Is clear coat mandatory ? 
If I apply clear coat again, what should I do to prevent things to go Bad ?

The paint and clear coat are from the same brand and they stated that the clear coat is made to go with the paint I chosed.


----------



## mywmyw (Dec 7, 2019)

strange. graphic looks fantastic though. great job dude


----------



## Nostradoomus (Dec 7, 2019)

That is very odd if the company states they work together. Generally you use enamel paint and enamel clear coat and it’s fine.

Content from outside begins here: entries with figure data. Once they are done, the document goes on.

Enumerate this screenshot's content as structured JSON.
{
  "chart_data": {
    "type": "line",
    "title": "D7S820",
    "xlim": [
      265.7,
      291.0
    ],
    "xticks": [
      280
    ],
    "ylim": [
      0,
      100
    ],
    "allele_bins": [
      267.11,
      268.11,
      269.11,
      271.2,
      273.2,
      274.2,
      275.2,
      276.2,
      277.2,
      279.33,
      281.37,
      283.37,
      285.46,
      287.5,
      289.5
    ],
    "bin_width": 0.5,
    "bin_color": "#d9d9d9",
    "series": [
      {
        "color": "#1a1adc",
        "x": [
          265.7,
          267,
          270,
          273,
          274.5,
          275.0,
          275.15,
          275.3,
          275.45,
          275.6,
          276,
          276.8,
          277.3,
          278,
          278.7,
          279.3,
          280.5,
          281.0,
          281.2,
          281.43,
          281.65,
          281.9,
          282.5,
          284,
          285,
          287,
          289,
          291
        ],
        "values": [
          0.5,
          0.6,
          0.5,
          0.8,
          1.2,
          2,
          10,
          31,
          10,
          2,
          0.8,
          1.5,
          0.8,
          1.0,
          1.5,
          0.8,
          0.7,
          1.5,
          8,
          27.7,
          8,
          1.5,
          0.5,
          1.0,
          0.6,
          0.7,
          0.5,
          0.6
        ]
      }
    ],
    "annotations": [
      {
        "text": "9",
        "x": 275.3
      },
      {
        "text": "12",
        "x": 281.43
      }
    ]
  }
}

It’s the mixing of acrylic based paints and enamel clear coats and vice versa that this happens.


----------



## music6000 (Dec 7, 2019)

cynferdd said:


> Hello,
> 
> On my current project, I etched the enclosure, painted it and sanded it.
> 
> ...


Look at each Can & see what it says to use for Clean Up.
If one says Mineral Turps & the other says Thinners or they don't say the same thing, You have the Answer.


----------



## Chuck D. Bones (Dec 7, 2019)

Can you tell us which paint & clear coat you used and how long you cured the paint prior to clear-coating?


----------



## vigilante398 (Dec 10, 2019)

I've had that happen with an older can of clear-coat. I don't know what happened to it chemically over time, but I bought a new can and it worked fine.


----------